By Owen Gleiberman
Updated February 24, 2005 at 05:00 AM EST
Cinevarda Photo: Ciné-tamaris

Agnàs Varda’s celebrated 1962 French new-wave film, Cleo From 5 to 7, followed an anxious young singer as she wandered around Paris waiting for the results of a medical exam. In the years since, Varda herself has never stopped wandering. Now in her late 70s, she makes movies by following her impulses, going where caprice takes her, creating a risky and nimble, hit-or-miss aesthetic of impromptu documentary meditation.

Cinèvardaphoto, her latest offering, is actually three short films linked by their obsession with the mystery of photographs. Only one of the films is new (it’s about memory, the Holocaust…and teddy bears), and one, made in 1963, is a startlingly exultant and wide-eyed celebration of the Cuban revolution. What lights Cinèvardaphoto is Varda’s ageless ability to merge her spirit with that of the images she shows us.

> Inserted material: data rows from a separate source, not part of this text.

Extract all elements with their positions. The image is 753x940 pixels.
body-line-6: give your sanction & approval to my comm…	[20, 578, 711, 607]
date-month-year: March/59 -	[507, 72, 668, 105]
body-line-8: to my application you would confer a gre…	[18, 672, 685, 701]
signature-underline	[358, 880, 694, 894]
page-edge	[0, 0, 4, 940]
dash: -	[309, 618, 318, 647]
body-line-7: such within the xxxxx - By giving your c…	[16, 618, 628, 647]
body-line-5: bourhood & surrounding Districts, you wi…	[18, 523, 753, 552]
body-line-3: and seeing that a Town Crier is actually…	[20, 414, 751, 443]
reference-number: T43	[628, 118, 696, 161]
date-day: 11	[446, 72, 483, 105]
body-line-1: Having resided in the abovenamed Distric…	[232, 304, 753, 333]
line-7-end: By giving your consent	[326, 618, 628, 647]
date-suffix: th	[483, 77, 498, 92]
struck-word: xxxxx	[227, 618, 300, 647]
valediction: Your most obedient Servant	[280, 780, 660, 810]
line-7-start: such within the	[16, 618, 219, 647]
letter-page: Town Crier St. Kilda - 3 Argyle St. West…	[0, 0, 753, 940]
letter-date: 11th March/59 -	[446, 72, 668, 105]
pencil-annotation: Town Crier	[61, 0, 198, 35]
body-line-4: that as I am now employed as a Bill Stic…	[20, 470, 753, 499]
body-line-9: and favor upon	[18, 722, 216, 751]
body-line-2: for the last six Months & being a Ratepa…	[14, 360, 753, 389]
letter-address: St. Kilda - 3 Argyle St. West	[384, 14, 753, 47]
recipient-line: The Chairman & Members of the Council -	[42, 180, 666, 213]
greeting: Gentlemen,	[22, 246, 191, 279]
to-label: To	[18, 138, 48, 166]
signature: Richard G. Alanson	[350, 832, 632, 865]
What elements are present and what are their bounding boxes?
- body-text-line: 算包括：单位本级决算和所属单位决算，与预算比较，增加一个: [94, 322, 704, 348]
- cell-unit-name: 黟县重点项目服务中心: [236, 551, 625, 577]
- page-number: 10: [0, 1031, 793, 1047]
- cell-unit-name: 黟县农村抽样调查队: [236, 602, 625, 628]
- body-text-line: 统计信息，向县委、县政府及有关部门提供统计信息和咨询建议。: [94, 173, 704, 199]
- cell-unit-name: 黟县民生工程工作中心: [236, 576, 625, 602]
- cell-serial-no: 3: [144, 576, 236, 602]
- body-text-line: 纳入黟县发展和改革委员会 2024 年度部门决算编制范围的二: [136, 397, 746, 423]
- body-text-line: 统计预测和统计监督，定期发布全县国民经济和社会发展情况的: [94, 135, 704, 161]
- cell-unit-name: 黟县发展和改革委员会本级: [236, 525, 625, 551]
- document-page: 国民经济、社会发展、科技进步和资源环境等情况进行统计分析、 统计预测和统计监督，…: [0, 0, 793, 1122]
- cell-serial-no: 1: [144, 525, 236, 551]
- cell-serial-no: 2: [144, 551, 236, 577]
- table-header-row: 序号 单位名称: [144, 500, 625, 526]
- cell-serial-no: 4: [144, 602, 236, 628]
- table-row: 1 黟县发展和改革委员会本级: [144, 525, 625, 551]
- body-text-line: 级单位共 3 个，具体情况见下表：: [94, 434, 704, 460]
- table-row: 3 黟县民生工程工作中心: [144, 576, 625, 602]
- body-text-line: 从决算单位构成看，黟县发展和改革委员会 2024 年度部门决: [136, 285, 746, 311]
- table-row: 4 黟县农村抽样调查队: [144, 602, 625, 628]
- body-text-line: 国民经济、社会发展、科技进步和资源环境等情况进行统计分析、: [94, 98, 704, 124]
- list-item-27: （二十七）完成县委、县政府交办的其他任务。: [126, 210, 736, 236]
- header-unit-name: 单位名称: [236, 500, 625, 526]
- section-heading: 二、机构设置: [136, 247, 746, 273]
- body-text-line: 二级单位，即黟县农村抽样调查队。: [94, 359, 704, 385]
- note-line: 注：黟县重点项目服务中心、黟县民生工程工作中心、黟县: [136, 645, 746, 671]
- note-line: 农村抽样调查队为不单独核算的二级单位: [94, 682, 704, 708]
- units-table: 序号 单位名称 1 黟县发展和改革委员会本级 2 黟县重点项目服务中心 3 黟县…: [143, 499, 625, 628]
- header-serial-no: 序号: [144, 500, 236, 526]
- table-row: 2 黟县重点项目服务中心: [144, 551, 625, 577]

In the new short, Ydessa, the Bears, and Etc., Varda explores a gargantuan exhibit of early-20th-century portrait stills, each of which includes a prominently placed teddy bear. The curator, however, couldn’t be less cuddly: Ydessa Hendeles, the child of Holocaust survivors, suggests a flaming-haired, sunken-cheeked Morticia Addams as she describes amassing these photos of the near-Victorian past as a surrogate for her own destroyed family history. The teddy bears become a creepy totem of withered innocence, and resilience too. The second short, Ulysses, made in 1982, is a bit of a dud, as it laboriously deconstructs an image shot by Varda on a beach in the mid-’50s. But then we’re plunged into Salut les Cubains, a rapid-fire essay — it’s like Life magazine gone kaleidoscopic — composed of shots of Cuba in the first era after the revolution. Musicians and dancers, doctors and tobacco workers, Fidel and Che: All are triumphant, united in their vision of a socialist utopia. It’s easy, in hindsight, to drop your jaw at the sentimental leftist naïveté of Varda’s narration, except that what we’re seeing can’t be denied — the Marxist dream, perhaps, but also the glory of Cuba before it sank under the weight of Castro’s ego.